Analysts may be one in declaring that the Philippines is safe from a real estate bubble just yet. One expert, however, did urge the public to keep a close eye on reliable indicators. Enrique Soriano,
Ateneo program director for real estate and senior adviser for Wong+Bernstein Business Advisory, advised that the country shouldn’t let its guard down.
Victor Asuncion, CBRE executive director for global research and consultancy, assured that there would be no asset price bubble in the Philippine real estate industry, as most projects being built in Metro Manila and other urban centers cater to end-users and not speculating buyers, at least in the office and residential sector.
Nevertheless, Julius Guevara, associate director, valuation and advisory services and head of consultancy and research of Colliers International told Inquirer Property that because of its cyclical nature and the long construction period before units could be delivered to their purchasers, the real estate market would still be susceptible to bubble effects.
Prospect of a bubble
Guevara said: “Hence, the prospect of a bubble is always present. Bubbles typically emerge due to irrational price increases caused by speculative investment. They can also occur when supply cannot address a sudden spurt in demand, and since construction can take years, the supply may be introduced at a time when the demand has already been addressed. Currently, we are not experiencing a price bubble, since demand for real estate has been driven mostly by end users and developer competition has kept pricing relatively stable.”
According to him, Colliers’ International’s observations during the first quarter of 2012 showed that reservation sales grew healthily compared to the same period last year.
“So, we see no signs of decline in demand as of yet. Moreover, our developer clients have learned greatly from the lessons of the 1997 Asian crisis, and they continuously monitor the state of the market, assessing whether it is time to step off the gas and slow down.”
DEMAND for real estate has been driven mostly by end users, and developer competition has kept pricing relatively stable. Photo by Tessa R. Salazar
Guevara, however, warned: “One dark cloud that we see in the horizon is the eventuality of an increase in interest rates. Currently, sales are being driven by local demand supported by easily affordable in-house payment schemes being offered by developers as well as low-interest housing loans from banks. They are able to provide low amortization packages because of a low interest rate environment.
“Benchmarks such as US Treasury rates and the Libor rate are at historically low levels, and Philippine lending rates have also followed suit. Given that they are at historical lows, it should be expected that they will one day go up; the question is when. Once the global economy improves and inflation needs to be checked, these rates definitely will rise, thereby affecting the ability of these developers and banks to offer affordable payment options,” he added.
Soriano agreed, but said: “Rate adjustments are not necessarily dark clouds. As a matter of fact, it can be favorable in harmonizing the sector. Increases in rates are actually a good remedy to balance the demand and supply.”

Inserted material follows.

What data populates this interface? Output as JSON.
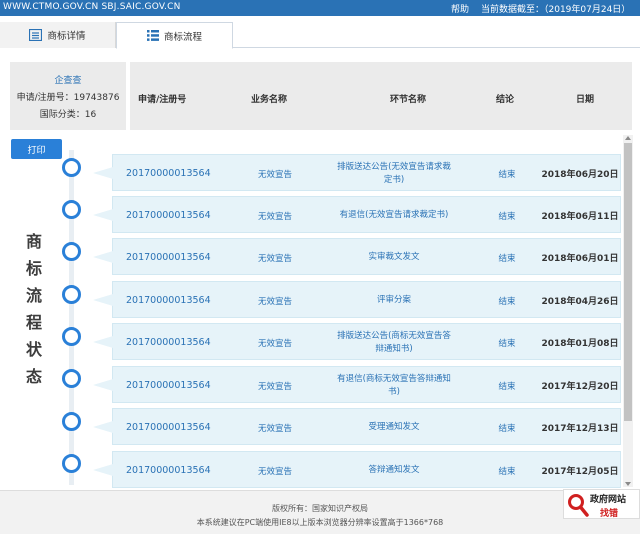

He added that an adjustment in interest and mortgage rates is inevitable. Interest rate has an enormous effect on property values because of the direct correlation on the price of borrowing money.
Interest rates may not necessarily dampen demand for real estate purchases, said Claro dG. Cordero Jr., Jones Lang LaSalle Leechiu’s head of research, consulting and valuation in the Philippines.
Competition among developers
“The decline in interest rates has certainly helped the demand for housing to increase but while this is true, an increase in interest rates in the near future may not necessarily dampen the demand for real estate purchases. One of the reasons interest rates went down (aside from structural changes initiated by the Bangko Sentral ng Pilipinas) is the competition among the developers. The sheer volume of new residential projects scheduled to be completed in the next five years is likely to influence interest rates to continue to trade at low levels.”
Cordero added that “when interest rates eventually increase, we can expect real estate prices to go down (or get corrected). Hence, while interest rates may eventually increase (and we can expect the payment schemes being offered by banks to tighten), the additional incentive for buyers is the relatively lower housing prices.”
CBRE Philippines said: “While interest rates, indeed, reached considerably low levels, the strong peso as well as continued positive developments in the market contribute highly in stabilizing the prevailing rates. Government spending is aptly covered by local and foreign credit, while confidence levels from the business sector remained high, thus mitigating risk considerations. Money supply is sufficient vis-à-vis the requirements for current developments and impending projects, hence increase at this point is not likely to happen within the immediate future.”